Further, the ON signal from the comparator 10 is continuously output when the detection voltage V from the detection circuit 9 is within the range from zero to the reference voltage Vref. The problem that the reset operation is repeated while getting on and off can be avoided.

The present invention is not limited to the above-mentioned embodiments, but can be modified in various ways. For example, if the above-mentioned reset signal is supplied to a medical information system that organically combines information of each department in a hospital, it can be used for preparation of storage of captured images, grasping the opening status of the imaging room, and the like.

[0025]

As described above, according to the present invention, in the X-ray diagnostic apparatus which includes the tilting type imaging table which can be tilted between the standing position and the tilted position and which controls the exposure time by the timer, the tilting imaging is performed.

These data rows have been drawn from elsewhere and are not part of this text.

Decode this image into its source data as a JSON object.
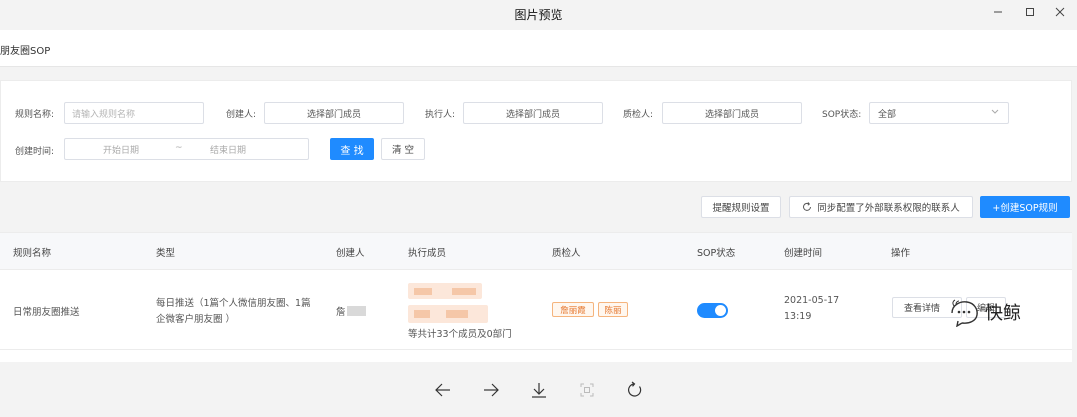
{
  "window": {
    "title": "图片预览"
  },
  "page": {
    "title": "朋友圈SOP"
  },
  "filters": {
    "rule_name_label": "规则名称:",
    "rule_name_placeholder": "请输入规则名称",
    "creator_label": "创建人:",
    "creator_value": "选择部门成员",
    "executor_label": "执行人:",
    "executor_value": "选择部门成员",
    "inspector_label": "质检人:",
    "inspector_value": "选择部门成员",
    "sop_status_label": "SOP状态:",
    "sop_status_value": "全部",
    "created_time_label": "创建时间:",
    "start_date": "开始日期",
    "date_separator": "~",
    "end_date": "结束日期",
    "search_button": "查 找",
    "clear_button": "清 空"
  },
  "toolbar": {
    "reminder_rules": "提醒规则设置",
    "sync_config": "同步配置了外部联系权限的联系人",
    "create_rule": "+创建SOP规则"
  },
  "table": {
    "columns": [
      "规则名称",
      "类型",
      "创建人",
      "执行成员",
      "质检人",
      "SOP状态",
      "创建时间",
      "操作"
    ],
    "rows": [
      {
        "name": "日常朋友圈推送",
        "type_line1": "每日推送（1篇个人微信朋友圈、1篇",
        "type_line2": "企微客户朋友圈 ）",
        "creator": "詹",
        "members_summary": "等共计33个成员及0部门",
        "inspector_tag1": "詹丽霞",
        "inspector_tag2": "陈丽",
        "sop_status_on": true,
        "created_date": "2021-05-17",
        "created_time": "13:19",
        "action_view": "查看详情",
        "action_more": "编辑"
      }
    ]
  },
  "watermark": {
    "text": "快鲸"
  },
  "colors": {
    "primary": "#1f8bff",
    "tag_orange": "#e6772e"
  }
}
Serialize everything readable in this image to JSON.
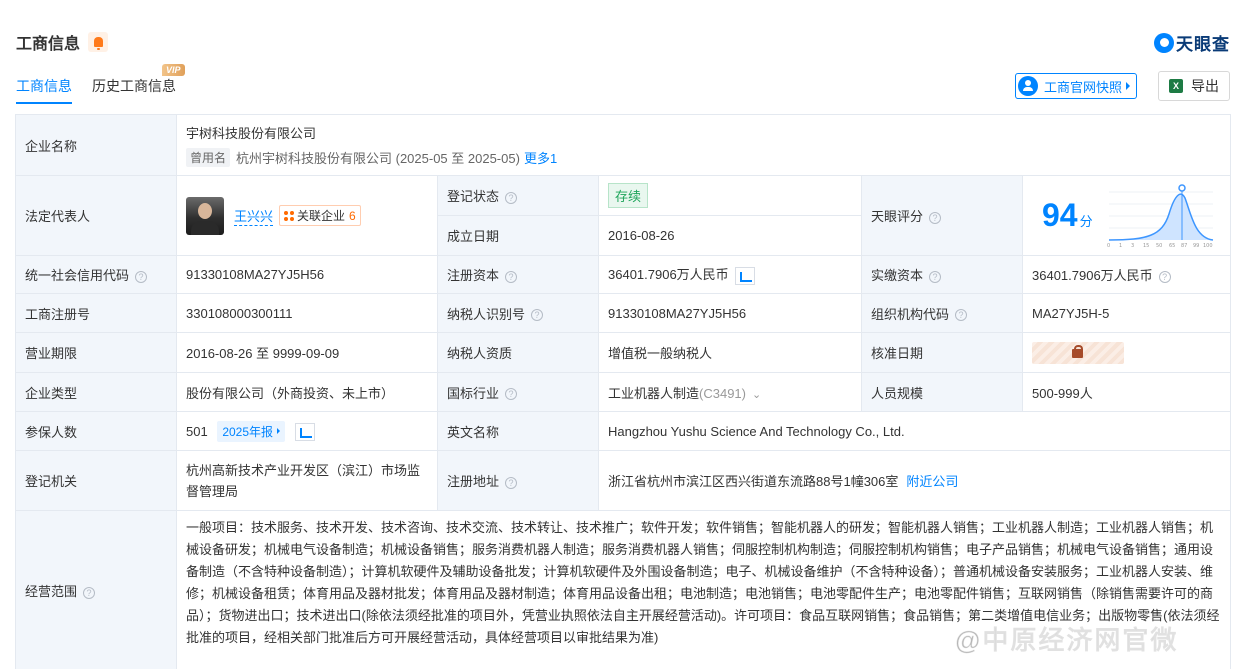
{
  "header": {
    "title": "工商信息",
    "brand": "天眼查"
  },
  "tabs": [
    {
      "label": "工商信息",
      "active": true
    },
    {
      "label": "历史工商信息",
      "badge": "VIP"
    }
  ],
  "actions": {
    "snapshot": "工商官网快照",
    "export": "导出"
  },
  "company": {
    "name_label": "企业名称",
    "name": "宇树科技股份有限公司",
    "former_tag": "曾用名",
    "former_name": "杭州宇树科技股份有限公司 (2025-05 至 2025-05)",
    "former_more": "更多1"
  },
  "rep": {
    "label": "法定代表人",
    "name": "王兴兴",
    "assoc_label": "关联企业",
    "assoc_count": "6"
  },
  "reg_status": {
    "label": "登记状态",
    "value": "存续"
  },
  "founded": {
    "label": "成立日期",
    "value": "2016-08-26"
  },
  "tianyan": {
    "label": "天眼评分",
    "score": "94",
    "unit": "分",
    "ticks": [
      "0",
      "1",
      "3",
      "15",
      "50",
      "65",
      "87",
      "99",
      "100"
    ]
  },
  "credit_code": {
    "label": "统一社会信用代码",
    "value": "91330108MA27YJ5H56"
  },
  "reg_capital": {
    "label": "注册资本",
    "value": "36401.7906万人民币"
  },
  "paid_capital": {
    "label": "实缴资本",
    "value": "36401.7906万人民币"
  },
  "reg_no": {
    "label": "工商注册号",
    "value": "330108000300111"
  },
  "taxpayer_id": {
    "label": "纳税人识别号",
    "value": "91330108MA27YJ5H56"
  },
  "org_code": {
    "label": "组织机构代码",
    "value": "MA27YJ5H-5"
  },
  "term": {
    "label": "营业期限",
    "value": "2016-08-26 至 9999-09-09"
  },
  "taxpayer_qual": {
    "label": "纳税人资质",
    "value": "增值税一般纳税人"
  },
  "approve_date": {
    "label": "核准日期"
  },
  "company_type": {
    "label": "企业类型",
    "value": "股份有限公司（外商投资、未上市）"
  },
  "industry": {
    "label": "国标行业",
    "value": "工业机器人制造",
    "code": "(C3491)"
  },
  "staff": {
    "label": "人员规模",
    "value": "500-999人"
  },
  "insured": {
    "label": "参保人数",
    "value": "501",
    "report": "2025年报"
  },
  "english_name": {
    "label": "英文名称",
    "value": "Hangzhou Yushu Science And Technology Co., Ltd."
  },
  "authority": {
    "label": "登记机关",
    "value": "杭州高新技术产业开发区（滨江）市场监督管理局"
  },
  "address": {
    "label": "注册地址",
    "value": "浙江省杭州市滨江区西兴街道东流路88号1幢306室",
    "nearby": "附近公司"
  },
  "scope": {
    "label": "经营范围",
    "value": "一般项目：技术服务、技术开发、技术咨询、技术交流、技术转让、技术推广；软件开发；软件销售；智能机器人的研发；智能机器人销售；工业机器人制造；工业机器人销售；机械设备研发；机械电气设备制造；机械设备销售；服务消费机器人制造；服务消费机器人销售；伺服控制机构制造；伺服控制机构销售；电子产品销售；机械电气设备销售；通用设备制造（不含特种设备制造）；计算机软硬件及辅助设备批发；计算机软硬件及外围设备制造；电子、机械设备维护（不含特种设备）；普通机械设备安装服务；工业机器人安装、维修；机械设备租赁；体育用品及器材批发；体育用品及器材制造；体育用品设备出租；电池制造；电池销售；电池零配件生产；电池零配件销售；互联网销售（除销售需要许可的商品）；货物进出口；技术进出口(除依法须经批准的项目外，凭营业执照依法自主开展经营活动)。许可项目：食品互联网销售；食品销售；第二类增值电信业务；出版物零售(依法须经批准的项目，经相关部门批准后方可开展经营活动，具体经营项目以审批结果为准)"
  },
  "watermark": "@中原经济网官微",
  "colors": {
    "accent": "#0084ff",
    "label_bg": "#f2f6fb",
    "status_green": "#1ea55a"
  }
}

First detecting means for detecting the posture of the table, and second detecting means for detecting the pressure received from the subject when the table is placed on the tilt imaging table.
Since the detecting means and the means for detecting the standing position by the first means and performing the reset including the zero reset of the exposure time when the pressure detected by the second means means is equal to or less than a predetermined value, When the tilt imaging stand is in a standing posture and the pressure detected by the second means is equal to or less than a predetermined value, it is determined that the subject has been replaced and the reset operation is performed. Therefore, it is possible to eliminate the burden on the operator who has repeatedly performed the reset operation every time the subject is replaced, and it is possible to reliably detect that the subject has stepped down from the tilting imaging table and confirm that the subject is in the fluoroscopic imaging period. It is possible to prevent an unnecessary reset operation from being performed. Further, since it is determined whether or not the pressure detected by the second means is equal to or less than the predetermined value, it is possible to avoid the problem that the reset operation is repeated while getting on and off the subject.

[Brief description of drawings]

FIG. 1 is a diagram showing a configuration of an embodiment of an X-ray diagnostic apparatus according to the present invention.

FIG. 2 is a diagram showing a subject name and a film number printed on a film.

FIG. 3 is a diagram showing a posture of a photographing table.

FIG. 4 is a graph showing the correlation between the pressure applied to the pressure sensor and the detection voltage from the detection circuit.

FIG. 5 is a diagram showing a configuration of a conventional X-ray diagnostic apparatus.

[Explanation of symbols]

1 ... Shooting table, 2 ... Tilt device, 3 ... Standing detection device, 4 ... X
Wire tube, 5 ... Arm, 6 ... Name printer, 7 ... Footrest, 8 ... Pressure sensor, 9 ... Detection circuit, 10 ... Comparator,
11 ... Reference voltage generator, 12 ... AND circuit, 13 ... OR
Circuit, 14 ... Operation panel, 15 ... X-ray control device, 16 ...
High voltage generator, 17 ... Integration timer circuit.

Claims (2)

[Claims] 1. An X-ray diagnostic apparatus comprising a tilting type imaging table which can be tilted between a standing position and a tilted position, and which manages an exposure time by a timer, wherein a first detection for detecting a posture of the tilting imaging table. Means, second detecting means for detecting a pressure received from the subject when the apparatus is placed on the tilt imaging table, pressure detected by the first means and standing by the second means. An X-ray diagnostic apparatus comprising means for performing reset including zero reset of the exposure time when is less than or equal to a predetermined value. 2. The X-ray diagnostic apparatus according to claim 1, wherein the second detecting means is a pressure sensor arranged on a step provided on the tilt imaging stand.